Genesis 1:27 doesn’t say “people created themselves male and female.” It says that God created people in His own image: “he created them male and female” (Gen. 1:27). God hasn’t given us gender as a way to express what we are like; He painted on two canvases to express what He is like.
3. She isn’t the Creator in her story.
Suppose your girl begins to notice that she’s not like other girls. Maybe, like me as a young teen, she doesn’t like boys. Or she prefers baggy clothes. Or she likes hockey instead of ballet.
As she becomes uncomfortable in her own skin, culture’s solution is to hand her the paintbrush. “Go ahead and paint over what God made,” she’s told. “Turn yourself into the person you imagine yourself to be.”

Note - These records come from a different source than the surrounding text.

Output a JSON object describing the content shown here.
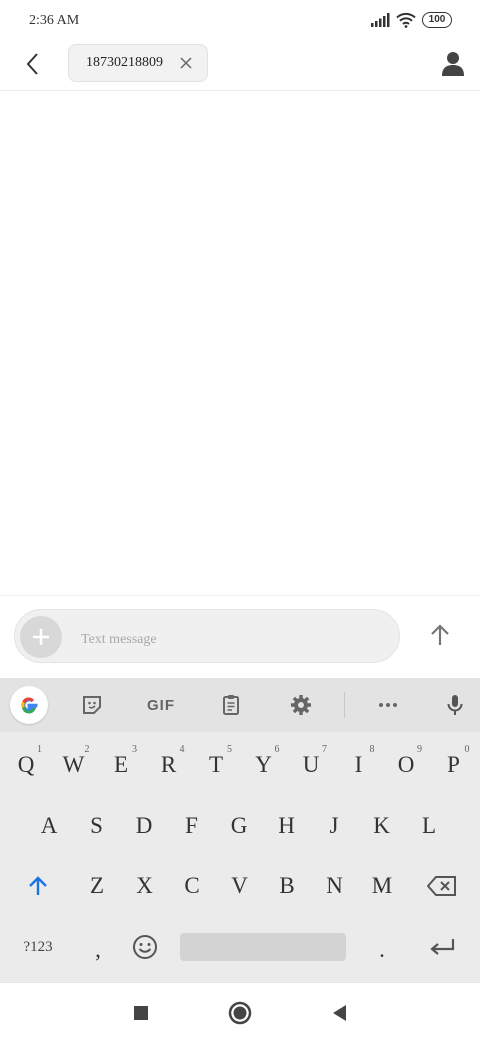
{
  "status_bar": {
    "time": "2:36 AM",
    "battery": "100",
    "icons": [
      "signal-icon",
      "wifi-icon",
      "battery-icon"
    ]
  },
  "header": {
    "back_icon": "back-arrow-icon",
    "recipient_chip": {
      "number": "18730218809",
      "remove_icon": "close-icon"
    },
    "contact_icon": "person-icon"
  },
  "compose": {
    "add_icon": "plus-icon",
    "placeholder": "Text message",
    "send_icon": "send-arrow-icon"
  },
  "keyboard": {
    "toolbar": {
      "items": [
        "google-icon",
        "sticker-icon",
        "gif",
        "clipboard-icon",
        "settings-icon",
        "more-icon",
        "mic-icon"
      ],
      "gif_label": "GIF"
    },
    "rows": [
      [
        {
          "label": "Q",
          "hint": "1"
        },
        {
          "label": "W",
          "hint": "2"
        },
        {
          "label": "E",
          "hint": "3"
        },
        {
          "label": "R",
          "hint": "4"
        },
        {
          "label": "T",
          "hint": "5"
        },
        {
          "label": "Y",
          "hint": "6"
        },
        {
          "label": "U",
          "hint": "7"
        },
        {
          "label": "I",
          "hint": "8"
        },
        {
          "label": "O",
          "hint": "9"
        },
        {
          "label": "P",
          "hint": "0"
        }
      ],
      [
        {
          "label": "A"
        },
        {
          "label": "S"
        },
        {
          "label": "D"
        },
        {
          "label": "F"
        },
        {
          "label": "G"
        },
        {
          "label": "H"
        },
        {
          "label": "J"
        },
        {
          "label": "K"
        },
        {
          "label": "L"
        }
      ],
      [
        {
          "label": "Z"
        },
        {
          "label": "X"
        },
        {
          "label": "C"
        },
        {
          "label": "V"
        },
        {
          "label": "B"
        },
        {
          "label": "N"
        },
        {
          "label": "M"
        }
      ]
    ],
    "shift_icon": "shift-arrow-icon",
    "backspace_icon": "backspace-icon",
    "symbols_label": "?123",
    "comma_label": ",",
    "period_label": ".",
    "emoji_icon": "emoji-icon",
    "enter_icon": "enter-icon",
    "accent_color": "#1a73e8"
  },
  "nav_bar": {
    "buttons": [
      "recents-square-icon",
      "home-circle-icon",
      "back-triangle-icon"
    ]
  }
}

This sounds like freedom—but it’s not. The statistics for girls who choose not to identify as girls—which include spikes in depression and suicide rates—are devastating. Trying to be the Creator in her own story is a burden your teen was never designed to carry.
The good news is that there’s already a Creator in her story! Just as God made Eve out of Adam’s rib, He knit your girl together as female—a fact to which every cell in her body and every drop of her blood testifies. If she tries to uncreate what God has made, she runs the risk of being hurt rather than healed.
A girl’s gender is inextricably tied to her sex—that is, her biology at birth. Culture tries to separate the two and say that gender is merely a flexible behavioral expression rather than something rooted in reality. But look at how gender shares the same root as genetics, generations, and genitals. None of these other words refer to anything abstract or immaterial. “Gender” shouldn’t either. It’s something real, and it’s created by God.
In her book Mama Bear Apologetics Guide to Sexuality, Hillary Ferrar says that since the root word gen means “that which produces,” a girl’s gender is determined by her genitals. That’s pretty blunt, but we’re not helping our girls when we fail to state the obvious. Your teen needs to know that her body matters to God and it gives evidence of who He created her to be.
Point Her to the Truth
Sister, your teen is living in a world pumped full of pressure to compare and to despair in ways that you and I would have never considered. As the moms, grandmas, and friends who love them, we must point our girls to the unchanging, life-giving truth of God’s Word. Let’s help them agree with what God says about their identity.
Will you be the woman in a teen’s life who lovingly challenges her to stand against culture? Cheer her on as she takes a courageous leap of faith and says, “My Creator made me a girl, and that is what I am.”